Betrayals are partly the result of history and culture and partly human nature


Diane Wei Liang

Diane Wei Liang

Paper Butterfly

Diane Wei Liang was born in Beijing and spent part of her childhood in a labor camp with her parents. She now lives in London. Paper Butterfly is her second novel.

Your writing is very meticulous and the different aspects of contemporary China are very well depicted, like a documentary film. Was is intentional?

It was not intentional. It was driven by the story and the mysteries that unfolded, which took readers into different aspects of contemporary China.

Why did you choose the mystery genre?

I chose the crime genre, going back to your first question, because it gives rise to a broad scope of characters and social behaviours. It allows the reader, through the interrelated nature of crime and passion, to experience first-hand what lies behind closed doors.

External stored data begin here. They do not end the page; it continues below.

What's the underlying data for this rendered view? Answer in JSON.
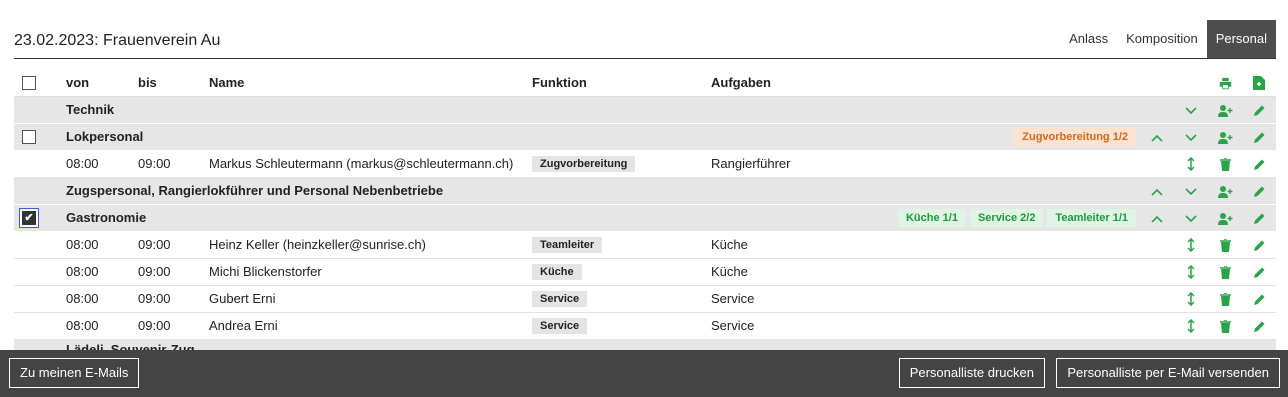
{
  "header": {
    "title": "23.02.2023: Frauenverein Au"
  },
  "tabs": [
    {
      "label": "Anlass"
    },
    {
      "label": "Komposition"
    },
    {
      "label": "Personal"
    }
  ],
  "columns": {
    "von": "von",
    "bis": "bis",
    "name": "Name",
    "funktion": "Funktion",
    "aufgaben": "Aufgaben"
  },
  "groups": {
    "technik": {
      "title": "Technik"
    },
    "lokpersonal": {
      "title": "Lokpersonal",
      "pills": [
        "Zugvorbereitung 1/2"
      ],
      "rows": [
        {
          "von": "08:00",
          "bis": "09:00",
          "name": "Markus Schleutermann (markus@schleutermann.ch)",
          "funktion": "Zugvorbereitung",
          "aufgabe": "Rangierführer"
        }
      ]
    },
    "zugspersonal": {
      "title": "Zugspersonal, Rangierlokführer und Personal Nebenbetriebe"
    },
    "gastronomie": {
      "title": "Gastronomie",
      "pills": [
        "Küche 1/1",
        "Service 2/2",
        "Teamleiter 1/1"
      ],
      "rows": [
        {
          "von": "08:00",
          "bis": "09:00",
          "name": "Heinz Keller (heinzkeller@sunrise.ch)",
          "funktion": "Teamleiter",
          "aufgabe": "Küche"
        },
        {
          "von": "08:00",
          "bis": "09:00",
          "name": "Michi Blickenstorfer",
          "funktion": "Küche",
          "aufgabe": "Küche"
        },
        {
          "von": "08:00",
          "bis": "09:00",
          "name": "Gubert Erni",
          "funktion": "Service",
          "aufgabe": "Service"
        },
        {
          "von": "08:00",
          "bis": "09:00",
          "name": "Andrea Erni",
          "funktion": "Service",
          "aufgabe": "Service"
        }
      ]
    },
    "partial": {
      "title": "Lädeli, Souvenir-Zug"
    }
  },
  "footer": {
    "emails": "Zu meinen E-Mails",
    "print": "Personalliste drucken",
    "send": "Personalliste per E-Mail versenden"
  },
  "colors": {
    "accent": "#2aa44a",
    "warn": "#d2691e",
    "footer": "#444444"
  }
}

Paper Butterfly takes places almost ten years after Tiananmen.
25 years after, is the cloud of silence over the repression that followed 6 weeks of demonstration beginning to clear up in China?

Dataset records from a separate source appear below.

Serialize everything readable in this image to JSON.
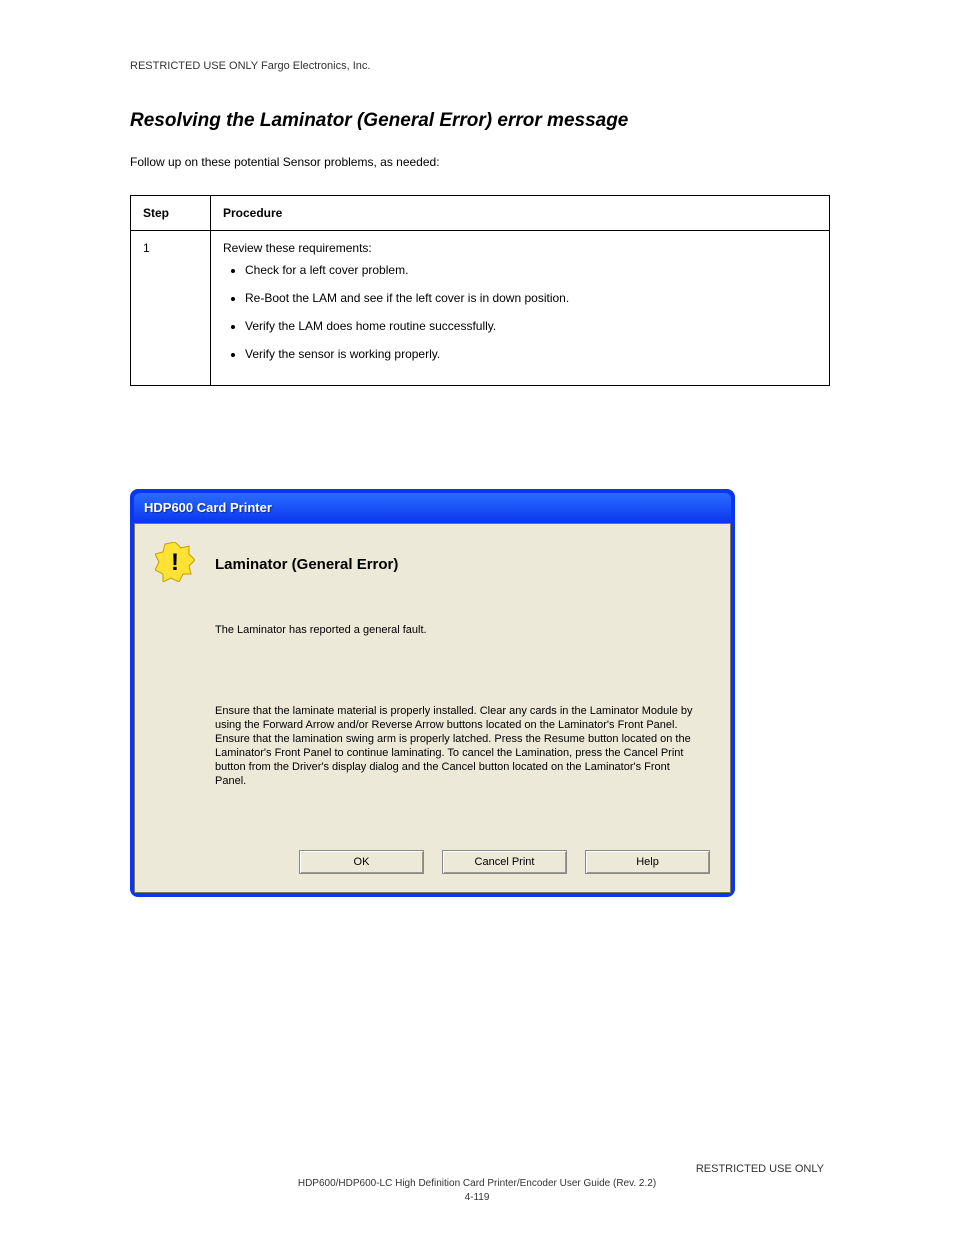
{
  "restricted_top": "RESTRICTED USE ONLY                                                                                                                                            Fargo Electronics, Inc.",
  "section_title": "Resolving the Laminator (General Error) error message",
  "followup": "Follow up on these potential Sensor problems, as needed:",
  "table": {
    "h0": "Step",
    "h1": "Procedure",
    "r0c0": "1",
    "r0c1_intro": "Review these requirements:",
    "bullets": [
      "Check for a left cover problem.",
      "Re-Boot the LAM and see if the left cover is in down position.",
      "Verify the LAM does home routine successfully.",
      "Verify the sensor is working properly."
    ]
  },
  "dialog": {
    "title": "HDP600 Card Printer",
    "error_title": "Laminator (General Error)",
    "message": "The Laminator has reported a general fault.",
    "long": "Ensure that the laminate material is properly installed. Clear any cards in the Laminator Module by using the Forward Arrow and/or Reverse Arrow buttons located on the Laminator's Front Panel. Ensure that the lamination swing arm is properly latched. Press the Resume button located on the Laminator's Front Panel to continue laminating. To cancel the Lamination, press the Cancel Print button from the Driver's display dialog and the Cancel button located on the Laminator's Front Panel.",
    "ok": "OK",
    "cancel": "Cancel Print",
    "help": "Help"
  },
  "footer": {
    "restricted": "RESTRICTED USE ONLY",
    "copy": "HDP600/HDP600-LC High Definition Card Printer/Encoder User Guide (Rev. 2.2)",
    "page": "4-119"
  }
}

It is common in China that people are cautious of what they say and do, given that freedom is limited and there remains certain degree of danger if they speak out. The event of 1989 in Tiananmen remains off limits.

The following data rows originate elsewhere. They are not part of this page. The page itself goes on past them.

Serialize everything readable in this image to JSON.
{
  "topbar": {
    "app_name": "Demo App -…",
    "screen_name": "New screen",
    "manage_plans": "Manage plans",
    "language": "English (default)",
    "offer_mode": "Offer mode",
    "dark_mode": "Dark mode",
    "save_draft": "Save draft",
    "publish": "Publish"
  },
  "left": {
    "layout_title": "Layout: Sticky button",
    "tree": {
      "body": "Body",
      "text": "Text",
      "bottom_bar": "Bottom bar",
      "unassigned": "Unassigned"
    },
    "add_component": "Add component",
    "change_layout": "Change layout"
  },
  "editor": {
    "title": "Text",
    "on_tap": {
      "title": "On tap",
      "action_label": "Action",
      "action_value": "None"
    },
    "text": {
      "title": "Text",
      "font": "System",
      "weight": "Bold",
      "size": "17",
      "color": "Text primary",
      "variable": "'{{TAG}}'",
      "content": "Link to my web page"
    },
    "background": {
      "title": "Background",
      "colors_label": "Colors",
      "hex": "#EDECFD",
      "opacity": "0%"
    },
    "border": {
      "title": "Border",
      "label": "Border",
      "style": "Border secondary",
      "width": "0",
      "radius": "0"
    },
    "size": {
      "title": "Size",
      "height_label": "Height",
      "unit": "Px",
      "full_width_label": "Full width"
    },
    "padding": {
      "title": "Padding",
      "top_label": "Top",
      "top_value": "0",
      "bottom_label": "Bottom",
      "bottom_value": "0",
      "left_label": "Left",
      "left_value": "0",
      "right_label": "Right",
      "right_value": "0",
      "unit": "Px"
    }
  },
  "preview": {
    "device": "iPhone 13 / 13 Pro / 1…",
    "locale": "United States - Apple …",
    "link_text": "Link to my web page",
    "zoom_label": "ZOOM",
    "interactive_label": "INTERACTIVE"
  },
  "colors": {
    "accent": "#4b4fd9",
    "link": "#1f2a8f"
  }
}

There are at least two betrayals in Paper Butterfly. Did the repression lead not only to the destruction of the individual but of entire families as well?

Betrayals are partly the result of history and culture and partly human nature. China’s recent history, particularly during the Mao era, has cast a long shadow on relationships, both individual and family. This kind of damage might take a long time to heal.

There is a lot of eating in the novel. Is everything settled around a meal in China?

Yes, everything in China revolves around eating. Food is a very important part of our culture.